Sento il fragore delle ali che si spalancano e poi
il peso del cielo che cadeva sulle mie spalle, mentre la
gravità torna a
spingere sul mio corpo; mentre le zampe di Ignem si posano sul terreno
con un
sonoro botto io espiro con il fiato corto, ho trattenuto il fiato per
tutto
l’atterraggio e ora annaspo col battito del cuore accelerato.
Scivolo dal dorso della mia compagna e salto sul
terreno, mi siedo e affondo le mani nella terra aspra e secca, disegno
delle linee
come sulla sabbia e osservo le mie dita tracciare quei piccoli solchi.
Ormai è
ora di andare, saluto Ignem e salgo su Poseidone; in poco mi ritrovo a
galoppare tra campi, boschi e sterpaglie.

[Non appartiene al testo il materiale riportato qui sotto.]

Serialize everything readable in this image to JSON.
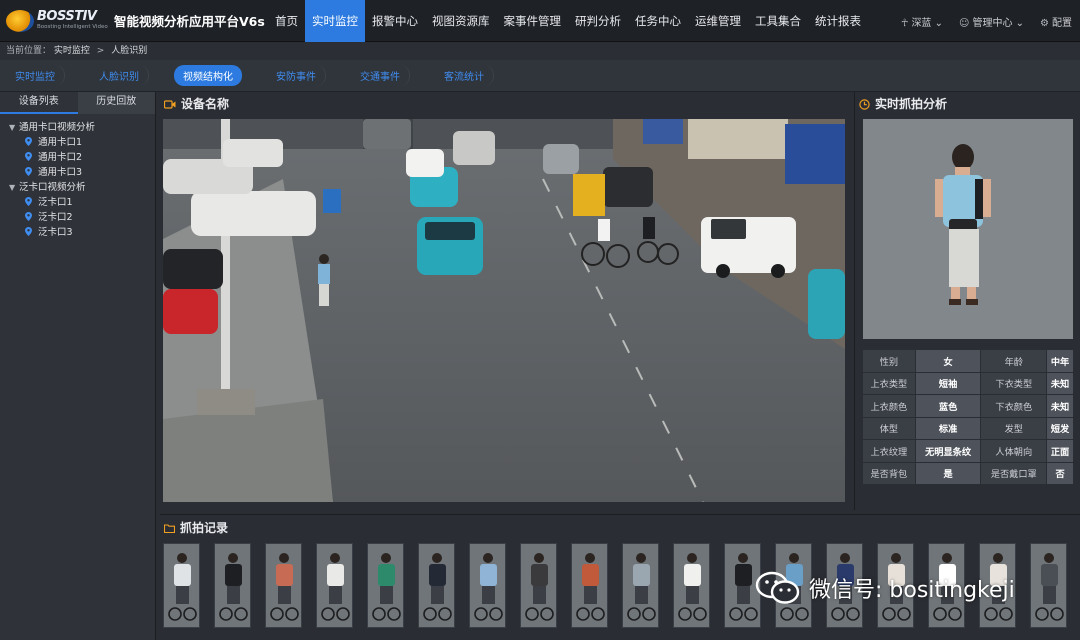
{
  "header": {
    "brand": "BOSSTIV",
    "tagline": "Boosting Intelligent Video",
    "app_title": "智能视频分析应用平台V6s",
    "nav": [
      {
        "label": "首页"
      },
      {
        "label": "实时监控",
        "active": true
      },
      {
        "label": "报警中心"
      },
      {
        "label": "视图资源库"
      },
      {
        "label": "案事件管理"
      },
      {
        "label": "研判分析"
      },
      {
        "label": "任务中心"
      },
      {
        "label": "运维管理"
      },
      {
        "label": "工具集合"
      },
      {
        "label": "统计报表"
      }
    ],
    "theme_label": "深蓝",
    "user_label": "管理中心",
    "settings_label": "配置"
  },
  "breadcrumb": {
    "prefix": "当前位置：",
    "level1": "实时监控",
    "separator": ">",
    "level2": "人脸识别"
  },
  "subnav": [
    {
      "label": "实时监控"
    },
    {
      "label": "人脸识别"
    },
    {
      "label": "视频结构化",
      "active": true
    },
    {
      "label": "安防事件"
    },
    {
      "label": "交通事件"
    },
    {
      "label": "客流统计"
    }
  ],
  "sidebar": {
    "tabs": [
      {
        "label": "设备列表",
        "active": true
      },
      {
        "label": "历史回放"
      }
    ],
    "groups": [
      {
        "label": "通用卡口视频分析",
        "items": [
          "通用卡口1",
          "通用卡口2",
          "通用卡口3"
        ]
      },
      {
        "label": "泛卡口视频分析",
        "items": [
          "泛卡口1",
          "泛卡口2",
          "泛卡口3"
        ]
      }
    ]
  },
  "video_panel": {
    "title": "设备名称"
  },
  "capture_panel": {
    "title": "实时抓拍分析",
    "attributes": [
      [
        "性别",
        "女",
        "年龄",
        "中年"
      ],
      [
        "上衣类型",
        "短袖",
        "下衣类型",
        "未知"
      ],
      [
        "上衣颜色",
        "蓝色",
        "下衣颜色",
        "未知"
      ],
      [
        "体型",
        "标准",
        "发型",
        "短发"
      ],
      [
        "上衣纹理",
        "无明显条纹",
        "人体朝向",
        "正面"
      ],
      [
        "是否背包",
        "是",
        "是否戴口罩",
        "否"
      ]
    ]
  },
  "records": {
    "title": "抓拍记录",
    "count": 18
  },
  "watermark": {
    "text": "微信号: bositingkeji"
  },
  "colors": {
    "accent": "#2d7be0",
    "header_bg": "#1e2126",
    "panel_bg": "#2a2d33",
    "pin": "#3f8df0"
  },
  "icons": {
    "video": "video-camera-icon",
    "capture": "clock-icon",
    "records": "folder-icon"
  }
}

Riporto Poseidone alle stalle, accolta dallo stesso
stalliere che mi ha venduto il cavallo, mi guarda con occhio critico e
dice:
“Non ti ridarò i soldi senza la firma del
re”
Sospiro.
“Forse mi avete frainteso, non rivoglio i soldi; ma
il cavallo deve pur avere una stalla”
“Ma figuratevi, qui ci stanno solo i cavalli
dell’esercito e …” Inizia, ma una voce
leggermente acuta lo interrompe, mi
presto all’ascolto a quella voce di fanciullo ansimante.
“Signorina, il re vi manda a dire che questa sera
ci sarà un ballo e voi dovete assolutamente
partecipare” Un ragazzino sui
dodici anni, coi capelli biondi e gli occhi verdi mi riferisce il
messaggio,
sembra leggermente spaventato, lo posso capire.
“Quando avrà luogo questo ballo?”
“Fra un’ora, il re a provveduto a procurarvi un
vestito adeguato” Annuisco e congedo il ragazzino con un
gesto.
Inizio a uscire dalle stalle ma lo stalliere mi
ferma, stringe il mio braccio trattenendomi, mi giro e lo colpisco in
viso con
un pugno; come si è permesso di toccarmi? Fino ad ora sono
stata una brava
bambina, ma questo non poteva durare; neanche fosse il re in persona.
Un rantolo soffocato proviene dall’uomo steso sul
pavimento della stalla, non credo di averlo colpito così
forte, ma quello non
si decide ad alzarsi. Nello spirito di un vero cavaliere oscuro me ne
dovrei
andare senza assicurarmi se sta bene o no, ma visto che deve occuparsi
del mio
cavallo meglio controllare che non abbia danni celebrali permanenti.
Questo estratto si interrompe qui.